Pre-trained Language Models (PLMs) have achieved great success in various Natural Language Processing (NLP) tasks under the pre-training and fine-tuning paradigm. With large quantities of parameters, PLMs are computation-intensive and resource-hungry. Hence, model pruning has been introduced to compress large-scale PLMs. However, most prior approaches only consider task-specific knowledge towards downstream tasks, but ignore the essential task-agnostic knowledge during pruning, which may cause catastrophic forgetting problem and lead to poor generalization ability. To maintain both task-agnostic and task-specific knowledge in our pruned model, we propose ContrAstive Pruning (CAP) under the paradigm of pre-training and fine-tuning.
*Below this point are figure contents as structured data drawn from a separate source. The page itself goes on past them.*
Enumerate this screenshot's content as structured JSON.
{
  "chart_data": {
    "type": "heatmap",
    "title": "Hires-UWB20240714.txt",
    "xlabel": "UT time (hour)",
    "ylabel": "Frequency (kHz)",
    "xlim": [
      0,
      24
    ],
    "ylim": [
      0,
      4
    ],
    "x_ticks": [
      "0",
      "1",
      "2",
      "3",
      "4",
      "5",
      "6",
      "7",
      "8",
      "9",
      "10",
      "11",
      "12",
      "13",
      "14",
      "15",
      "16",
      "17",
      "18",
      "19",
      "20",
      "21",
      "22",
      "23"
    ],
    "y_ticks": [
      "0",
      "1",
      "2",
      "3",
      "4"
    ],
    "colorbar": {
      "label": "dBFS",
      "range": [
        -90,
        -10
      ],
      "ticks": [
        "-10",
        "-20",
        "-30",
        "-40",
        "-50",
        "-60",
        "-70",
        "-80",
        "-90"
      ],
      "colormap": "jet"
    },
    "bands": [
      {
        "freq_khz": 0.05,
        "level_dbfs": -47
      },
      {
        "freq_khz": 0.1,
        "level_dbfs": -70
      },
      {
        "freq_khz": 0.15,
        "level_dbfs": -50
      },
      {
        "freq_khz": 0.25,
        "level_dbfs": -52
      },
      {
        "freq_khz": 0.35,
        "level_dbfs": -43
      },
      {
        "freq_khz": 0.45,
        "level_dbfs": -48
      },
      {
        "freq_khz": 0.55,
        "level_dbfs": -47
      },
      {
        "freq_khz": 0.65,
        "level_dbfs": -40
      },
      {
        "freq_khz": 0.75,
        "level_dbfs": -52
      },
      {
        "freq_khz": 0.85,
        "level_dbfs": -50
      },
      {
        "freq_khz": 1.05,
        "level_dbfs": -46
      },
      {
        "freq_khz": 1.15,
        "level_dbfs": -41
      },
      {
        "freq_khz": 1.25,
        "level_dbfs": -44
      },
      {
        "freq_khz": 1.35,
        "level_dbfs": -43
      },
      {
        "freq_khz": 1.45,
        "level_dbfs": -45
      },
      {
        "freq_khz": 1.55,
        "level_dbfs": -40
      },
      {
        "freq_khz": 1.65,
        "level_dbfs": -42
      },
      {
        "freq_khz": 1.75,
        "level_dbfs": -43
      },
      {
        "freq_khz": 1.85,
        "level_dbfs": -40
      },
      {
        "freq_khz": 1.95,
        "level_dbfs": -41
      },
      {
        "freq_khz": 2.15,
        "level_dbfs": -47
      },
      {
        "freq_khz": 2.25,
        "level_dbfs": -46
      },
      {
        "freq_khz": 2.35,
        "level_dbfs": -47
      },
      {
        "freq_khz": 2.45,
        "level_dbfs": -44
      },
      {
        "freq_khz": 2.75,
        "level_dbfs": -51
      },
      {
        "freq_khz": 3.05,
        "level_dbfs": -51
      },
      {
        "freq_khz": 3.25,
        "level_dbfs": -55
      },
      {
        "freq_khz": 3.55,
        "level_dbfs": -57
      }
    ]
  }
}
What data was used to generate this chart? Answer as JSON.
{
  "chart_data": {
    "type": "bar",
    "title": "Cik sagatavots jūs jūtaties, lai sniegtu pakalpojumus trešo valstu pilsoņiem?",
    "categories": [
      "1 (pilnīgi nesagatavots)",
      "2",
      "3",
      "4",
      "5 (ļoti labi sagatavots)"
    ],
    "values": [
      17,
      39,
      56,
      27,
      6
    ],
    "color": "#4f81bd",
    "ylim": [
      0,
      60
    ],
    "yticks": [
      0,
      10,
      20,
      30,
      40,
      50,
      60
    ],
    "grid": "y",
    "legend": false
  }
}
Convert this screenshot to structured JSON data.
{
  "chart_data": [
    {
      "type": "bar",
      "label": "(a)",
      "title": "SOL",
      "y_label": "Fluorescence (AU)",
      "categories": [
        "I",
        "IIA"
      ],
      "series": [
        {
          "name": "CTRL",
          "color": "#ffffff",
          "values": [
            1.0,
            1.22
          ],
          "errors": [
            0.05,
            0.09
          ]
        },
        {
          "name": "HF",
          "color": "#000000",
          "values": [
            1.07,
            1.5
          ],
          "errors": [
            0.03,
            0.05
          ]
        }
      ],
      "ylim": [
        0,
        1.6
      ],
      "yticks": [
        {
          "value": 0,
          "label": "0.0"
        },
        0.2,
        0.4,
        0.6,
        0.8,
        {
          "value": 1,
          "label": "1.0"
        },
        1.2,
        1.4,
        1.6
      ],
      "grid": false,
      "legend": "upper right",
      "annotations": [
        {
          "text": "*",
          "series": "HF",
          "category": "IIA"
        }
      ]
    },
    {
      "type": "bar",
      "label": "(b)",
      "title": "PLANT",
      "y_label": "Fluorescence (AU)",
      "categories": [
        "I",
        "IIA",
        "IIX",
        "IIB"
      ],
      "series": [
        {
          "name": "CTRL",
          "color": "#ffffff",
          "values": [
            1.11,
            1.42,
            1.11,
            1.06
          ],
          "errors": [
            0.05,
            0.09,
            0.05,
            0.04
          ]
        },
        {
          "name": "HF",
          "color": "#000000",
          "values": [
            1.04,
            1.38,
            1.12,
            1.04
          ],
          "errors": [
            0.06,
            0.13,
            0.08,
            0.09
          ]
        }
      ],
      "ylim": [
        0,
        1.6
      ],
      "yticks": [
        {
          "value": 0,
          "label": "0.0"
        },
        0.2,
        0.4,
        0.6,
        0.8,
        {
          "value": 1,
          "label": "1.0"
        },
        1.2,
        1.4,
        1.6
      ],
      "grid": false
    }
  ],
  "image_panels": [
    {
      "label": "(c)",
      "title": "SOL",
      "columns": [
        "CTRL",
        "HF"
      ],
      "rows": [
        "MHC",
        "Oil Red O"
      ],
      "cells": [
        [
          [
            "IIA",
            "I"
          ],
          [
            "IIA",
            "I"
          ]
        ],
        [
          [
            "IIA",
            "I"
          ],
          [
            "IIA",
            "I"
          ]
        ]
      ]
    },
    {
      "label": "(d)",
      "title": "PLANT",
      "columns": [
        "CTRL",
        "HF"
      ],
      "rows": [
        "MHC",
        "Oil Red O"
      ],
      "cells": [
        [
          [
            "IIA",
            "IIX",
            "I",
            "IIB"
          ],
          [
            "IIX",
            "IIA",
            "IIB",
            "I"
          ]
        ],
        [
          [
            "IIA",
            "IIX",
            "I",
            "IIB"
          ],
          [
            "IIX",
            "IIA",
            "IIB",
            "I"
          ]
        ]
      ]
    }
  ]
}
It is designed as a general framework, compatible with both structured and unstructured pruning. Unified in contrastive learning, CAP enables the pruned model to learn from the pre-trained model for task-agnostic knowledge, and fine-tuned model for task-specific knowledge. Besides, to better retain the performance of the pruned model, the snapshots (i.e., the intermediate models at each pruning iteration) also serve as effective supervisions for pruning. Our extensive experiments show that adopting CAP consistently yields significant improvements, especially in extremely high sparsity scenarios. With only 3% model parameters reserved (i.e., 97% sparsity), CAP successfully achieves 99.2% and 96.3% of the original BERT performance in QQP and MNLI tasks. In addition, our probing experiments demonstrate that the model pruned by CAP tends to achieve better generalization ability.